Does drinking pomegranate juice out of a human skull and swearing undying fealty to a shadow organization dressed in outlandish costumes count? “Um…nope. My life’s pretty much been the same-old, same-old.”
Lydia shook her head as she went back to scrubbing the floor. I tugged the hem of my shirt down over my belt loops, over the tiny gold pin that was already pricking my side.
Like anything would ever be the same again.
But we tried. After all, it was Saturday night, and spring, and we were two young, smart, single girls who knew exactly how to have a good time.

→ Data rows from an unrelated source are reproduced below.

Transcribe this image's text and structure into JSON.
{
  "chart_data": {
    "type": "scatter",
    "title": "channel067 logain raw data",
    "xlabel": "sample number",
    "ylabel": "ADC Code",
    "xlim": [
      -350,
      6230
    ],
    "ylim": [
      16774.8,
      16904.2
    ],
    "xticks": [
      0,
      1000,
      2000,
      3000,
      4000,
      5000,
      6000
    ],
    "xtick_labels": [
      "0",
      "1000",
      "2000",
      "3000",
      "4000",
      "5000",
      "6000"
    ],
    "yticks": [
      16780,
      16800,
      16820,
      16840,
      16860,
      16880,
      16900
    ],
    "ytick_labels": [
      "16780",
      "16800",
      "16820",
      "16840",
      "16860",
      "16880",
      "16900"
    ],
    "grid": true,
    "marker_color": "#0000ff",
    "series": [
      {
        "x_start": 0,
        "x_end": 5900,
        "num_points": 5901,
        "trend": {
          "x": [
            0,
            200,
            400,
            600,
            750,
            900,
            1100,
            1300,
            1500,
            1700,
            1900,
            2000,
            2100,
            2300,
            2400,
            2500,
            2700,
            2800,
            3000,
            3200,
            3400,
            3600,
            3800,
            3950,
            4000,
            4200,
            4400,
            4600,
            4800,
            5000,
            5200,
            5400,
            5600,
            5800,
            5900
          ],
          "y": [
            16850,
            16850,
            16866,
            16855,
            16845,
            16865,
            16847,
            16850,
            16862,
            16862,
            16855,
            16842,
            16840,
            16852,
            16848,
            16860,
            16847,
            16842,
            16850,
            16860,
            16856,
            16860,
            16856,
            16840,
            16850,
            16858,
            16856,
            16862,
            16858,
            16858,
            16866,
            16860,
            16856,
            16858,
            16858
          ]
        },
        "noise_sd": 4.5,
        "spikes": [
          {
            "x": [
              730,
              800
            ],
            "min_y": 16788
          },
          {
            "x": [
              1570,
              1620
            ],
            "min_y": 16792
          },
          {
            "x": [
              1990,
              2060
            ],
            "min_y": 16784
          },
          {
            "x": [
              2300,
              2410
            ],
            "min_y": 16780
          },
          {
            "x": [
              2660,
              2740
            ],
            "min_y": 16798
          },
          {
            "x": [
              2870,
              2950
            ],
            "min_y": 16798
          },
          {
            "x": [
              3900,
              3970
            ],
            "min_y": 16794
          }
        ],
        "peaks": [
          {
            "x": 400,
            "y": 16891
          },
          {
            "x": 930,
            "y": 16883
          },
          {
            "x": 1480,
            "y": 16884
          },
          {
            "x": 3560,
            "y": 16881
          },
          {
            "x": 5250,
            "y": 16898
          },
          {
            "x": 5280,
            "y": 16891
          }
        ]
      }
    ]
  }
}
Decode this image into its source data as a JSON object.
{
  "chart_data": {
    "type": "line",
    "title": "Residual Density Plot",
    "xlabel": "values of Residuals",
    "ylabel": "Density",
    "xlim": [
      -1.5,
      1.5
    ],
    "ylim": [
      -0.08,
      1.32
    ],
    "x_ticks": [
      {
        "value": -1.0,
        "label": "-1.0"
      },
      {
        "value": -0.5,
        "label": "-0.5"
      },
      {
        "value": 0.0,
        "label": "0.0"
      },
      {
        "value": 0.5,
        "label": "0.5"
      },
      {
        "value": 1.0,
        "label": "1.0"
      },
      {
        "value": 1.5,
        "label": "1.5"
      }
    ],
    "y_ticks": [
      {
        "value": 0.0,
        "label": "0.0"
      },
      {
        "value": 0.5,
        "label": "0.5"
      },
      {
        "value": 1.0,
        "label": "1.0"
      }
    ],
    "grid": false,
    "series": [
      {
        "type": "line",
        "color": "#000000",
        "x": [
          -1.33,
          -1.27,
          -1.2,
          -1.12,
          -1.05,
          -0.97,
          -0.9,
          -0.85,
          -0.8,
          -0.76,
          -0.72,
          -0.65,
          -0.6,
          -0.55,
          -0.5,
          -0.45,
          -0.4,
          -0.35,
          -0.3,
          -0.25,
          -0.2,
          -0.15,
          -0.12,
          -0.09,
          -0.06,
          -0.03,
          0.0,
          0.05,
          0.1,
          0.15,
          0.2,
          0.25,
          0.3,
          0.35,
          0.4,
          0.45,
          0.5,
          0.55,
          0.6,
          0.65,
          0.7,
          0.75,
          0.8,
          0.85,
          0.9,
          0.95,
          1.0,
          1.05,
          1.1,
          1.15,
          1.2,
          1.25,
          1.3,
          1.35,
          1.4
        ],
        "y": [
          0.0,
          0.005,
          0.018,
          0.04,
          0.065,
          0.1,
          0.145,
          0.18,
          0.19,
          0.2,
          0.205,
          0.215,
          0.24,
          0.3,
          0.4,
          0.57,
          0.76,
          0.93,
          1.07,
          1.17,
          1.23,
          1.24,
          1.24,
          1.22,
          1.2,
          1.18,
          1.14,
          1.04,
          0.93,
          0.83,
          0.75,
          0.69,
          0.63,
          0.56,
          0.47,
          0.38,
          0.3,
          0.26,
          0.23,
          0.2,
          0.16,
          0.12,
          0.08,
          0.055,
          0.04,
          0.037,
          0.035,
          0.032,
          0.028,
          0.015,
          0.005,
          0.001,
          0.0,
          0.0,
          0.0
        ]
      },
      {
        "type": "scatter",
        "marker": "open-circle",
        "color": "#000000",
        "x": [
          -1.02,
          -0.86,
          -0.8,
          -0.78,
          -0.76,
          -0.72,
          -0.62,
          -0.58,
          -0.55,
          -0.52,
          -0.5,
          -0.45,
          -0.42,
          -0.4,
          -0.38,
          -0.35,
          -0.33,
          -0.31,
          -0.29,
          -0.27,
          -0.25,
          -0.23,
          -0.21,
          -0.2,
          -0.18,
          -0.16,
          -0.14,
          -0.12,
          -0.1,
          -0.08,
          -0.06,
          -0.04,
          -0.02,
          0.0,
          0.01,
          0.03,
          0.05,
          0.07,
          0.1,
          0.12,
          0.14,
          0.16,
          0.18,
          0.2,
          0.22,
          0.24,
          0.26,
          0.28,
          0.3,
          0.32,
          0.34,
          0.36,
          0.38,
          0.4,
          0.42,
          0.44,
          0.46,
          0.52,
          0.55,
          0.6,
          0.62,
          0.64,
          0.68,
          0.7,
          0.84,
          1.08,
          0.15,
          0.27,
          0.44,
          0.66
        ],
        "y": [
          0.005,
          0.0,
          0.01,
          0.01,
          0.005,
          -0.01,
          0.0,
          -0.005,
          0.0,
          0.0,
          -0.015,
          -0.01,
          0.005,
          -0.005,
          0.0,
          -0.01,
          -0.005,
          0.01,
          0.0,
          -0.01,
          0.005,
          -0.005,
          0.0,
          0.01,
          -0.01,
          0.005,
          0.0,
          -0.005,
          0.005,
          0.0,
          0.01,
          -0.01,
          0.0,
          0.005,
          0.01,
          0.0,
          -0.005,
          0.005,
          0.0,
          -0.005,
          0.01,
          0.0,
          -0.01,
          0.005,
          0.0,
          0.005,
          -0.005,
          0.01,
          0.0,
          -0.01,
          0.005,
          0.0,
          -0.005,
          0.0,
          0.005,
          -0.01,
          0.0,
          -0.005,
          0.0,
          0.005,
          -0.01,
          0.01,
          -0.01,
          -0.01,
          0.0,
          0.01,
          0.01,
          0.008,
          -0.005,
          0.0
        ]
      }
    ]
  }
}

Which is how we found ourselves at eight o’clock that evening spread out on the sofa in T-shirts, pajama bottoms, and sweat socks, with a bottle of Finlandia Mango, a set of Eli-official “Harvard sucks, Princeton doesn’t matter” shot glasses, a bag of gumdrops, and Lydia’s DVD of Bridget Jones’s Diary. We were debating the rules of the game over the opening credits.
“How about we take a drink every time she lights up?” I suggested.
Lydia set about hogging the red gumdrops. “I don’t feel like getting alcohol poisoning tonight.” She popped a few in her mouth and chewed thoughtfully. “How about we take a drink every time they do a gratuitous, Hollywood-standards-are-out-of-control camera shot of Renée’s extra poundage?”